Superior has an oyster bar. I began this meal with a 2-2-2 oyster assortment: Rockefeller, Bienville, and angels on horseback. (The latter is another name for oysters en brochette, the familiar bacon-wrapped-then-fried oyster appetizer.) All these were good and hot with big oysters on the shells. But except for the angels (how far off the tracks could that go?), they didn't taste even remotely of what their names implied. I think they cook them on the grill, not in the oven, which would explain everything.

CrabmeatCrawfishBisque

Next, a bowl of crab, crawfish and corn bisque. Buttery, creamy, thick--and sweet. Sweet? An old trick, known equally by chefs and winemakers.

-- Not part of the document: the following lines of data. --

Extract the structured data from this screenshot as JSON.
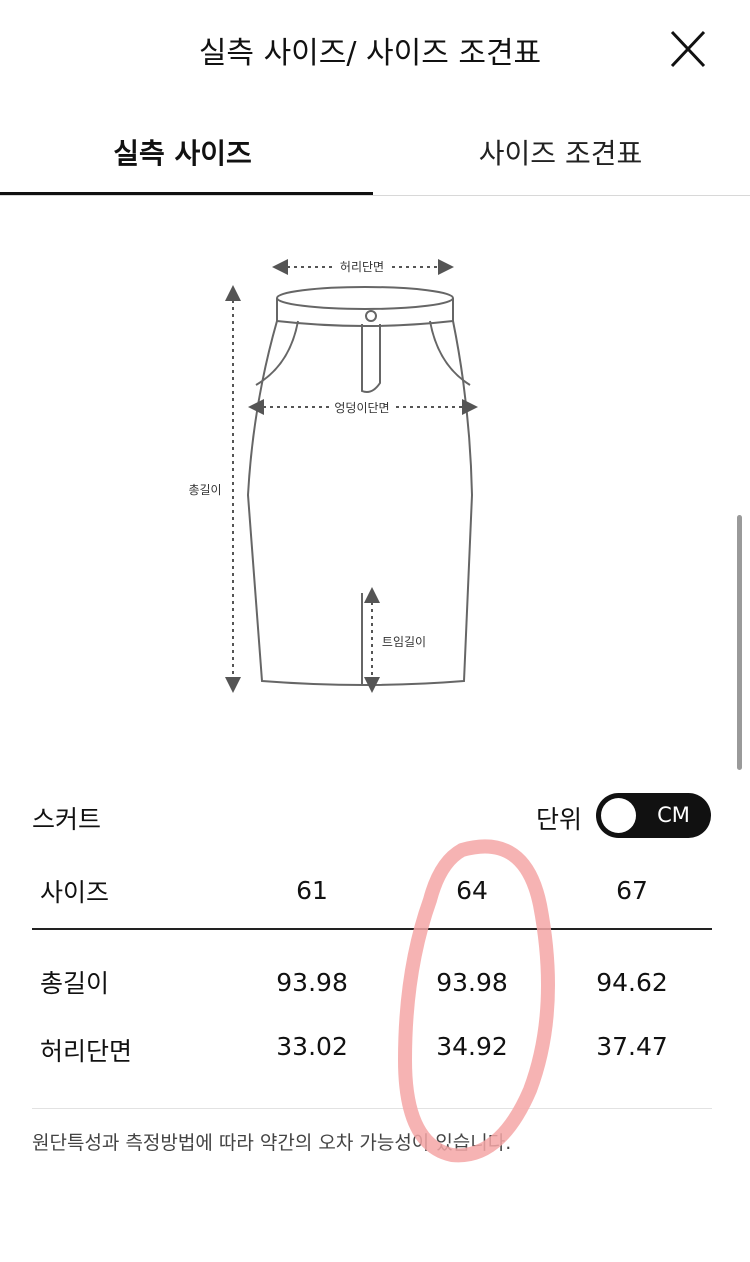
{
  "header": {
    "title": "실측 사이즈/ 사이즈 조견표",
    "close_icon": "close-icon"
  },
  "tabs": [
    {
      "label": "실측 사이즈",
      "active": true
    },
    {
      "label": "사이즈 조견표",
      "active": false
    }
  ],
  "diagram": {
    "labels": {
      "waist": "허리단면",
      "hip": "엉덩이단면",
      "total_length": "총길이",
      "slit_length": "트임길이"
    }
  },
  "section": {
    "title": "스커트",
    "unit_label": "단위",
    "unit_value": "CM"
  },
  "table": {
    "header_label": "사이즈",
    "sizes": [
      "61",
      "64",
      "67"
    ],
    "rows": [
      {
        "label": "총길이",
        "values": [
          "93.98",
          "93.98",
          "94.62"
        ]
      },
      {
        "label": "허리단면",
        "values": [
          "33.02",
          "34.92",
          "37.47"
        ]
      }
    ]
  },
  "footnote": "원단특성과 측정방법에 따라 약간의 오차 가능성이 있습니다.",
  "colors": {
    "annotation": "#f4a6a6",
    "toggle": "#111111"
  }
}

If you add a little sweetener of some kind--so little that you can't really taste it--most people register the flavor as being better than the same item without the sugar. This was well above the threshold of perception, and I found it a distraction. Adding more than the usual amount of hot sauce helped.

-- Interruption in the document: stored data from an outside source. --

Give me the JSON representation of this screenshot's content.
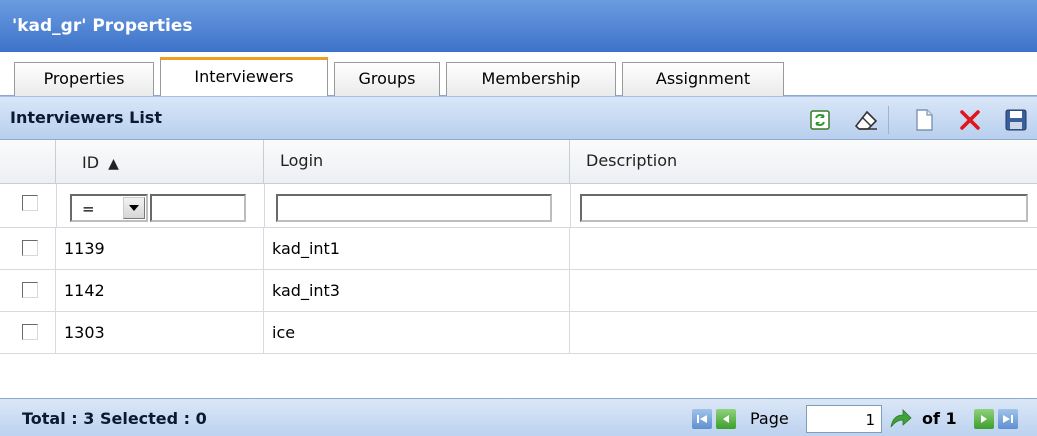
{
  "window": {
    "title": "'kad_gr' Properties"
  },
  "tabs": [
    {
      "label": "Properties",
      "active": false
    },
    {
      "label": "Interviewers",
      "active": true
    },
    {
      "label": "Groups",
      "active": false
    },
    {
      "label": "Membership",
      "active": false
    },
    {
      "label": "Assignment",
      "active": false
    }
  ],
  "list": {
    "title": "Interviewers List",
    "toolbar": [
      "refresh-icon",
      "eraser-icon",
      "new-document-icon",
      "delete-icon",
      "save-icon"
    ]
  },
  "columns": {
    "id": "ID",
    "id_sort_glyph": "▲",
    "login": "Login",
    "description": "Description"
  },
  "filter": {
    "operator": "="
  },
  "rows": [
    {
      "id": "1139",
      "login": "kad_int1",
      "description": ""
    },
    {
      "id": "1142",
      "login": "kad_int3",
      "description": ""
    },
    {
      "id": "1303",
      "login": "ice",
      "description": ""
    }
  ],
  "footer": {
    "summary": "Total : 3 Selected : 0",
    "page_label": "Page",
    "page_value": "1",
    "of_label": "of 1"
  },
  "colors": {
    "title_bar": "#4a7fd2",
    "active_tab_accent": "#f0a020",
    "delete_red": "#e0161b",
    "nav_green": "#4caf3a"
  }
}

Then the complimentary house Sensation salad. The Sensation is universal around Baton Rouge and places influenced by the capital's cuisine. This one was more like an Italian salad. (Come to think of it, no two Sensation salads I've had were much alike.)

Sometime around now, my presence was discovered, and the chef sent out an amuse-bouche. First amuse-bouche I've ever been served after three courses, but never mind. I think it was shrimp remoulade on top of fried tomatoes.

Speckled trout.

The entree was a very large fillet of cornmeal-coated, fried speckled trout, with a brown sauce that I thought would be a meuniere but which actually reminiscent of a Marsala sauce--including the sweet aspect. Hmm. Under the fish was smashed potatoes, a little in the direction of potatoes au gratin. Fish on top of potatoes (or grits) is popular now, but I can't wait until it isn't anymore.

Bread pudding.

The waiter--a friendly guy who works by day in a French Quarter restaurant, and with whom I carried on an intermittent conversation all night--told me that the only desserts worthy of my attention were the bread pudding and the creme brulee. I was thinking about the pudding anyway. Whoever made this recipe lacks a clear idea of what bread pudding is. The bready part had the texture and sweetness of cake. The sauce was sweeter still, pushing the total flavor profile up so high that it rolled over my palate on the way down.

None of this was what I expected at all. How could any restaurant management with the smarts to build such a cool place put so little into getting the food right? But that's the chain restaurant business for you. It spends fortunes on buildings, then nickel-and-dimes the food.


Superior Seafood. Uptown: 4338 St. Charles Ave. 504-293-3474.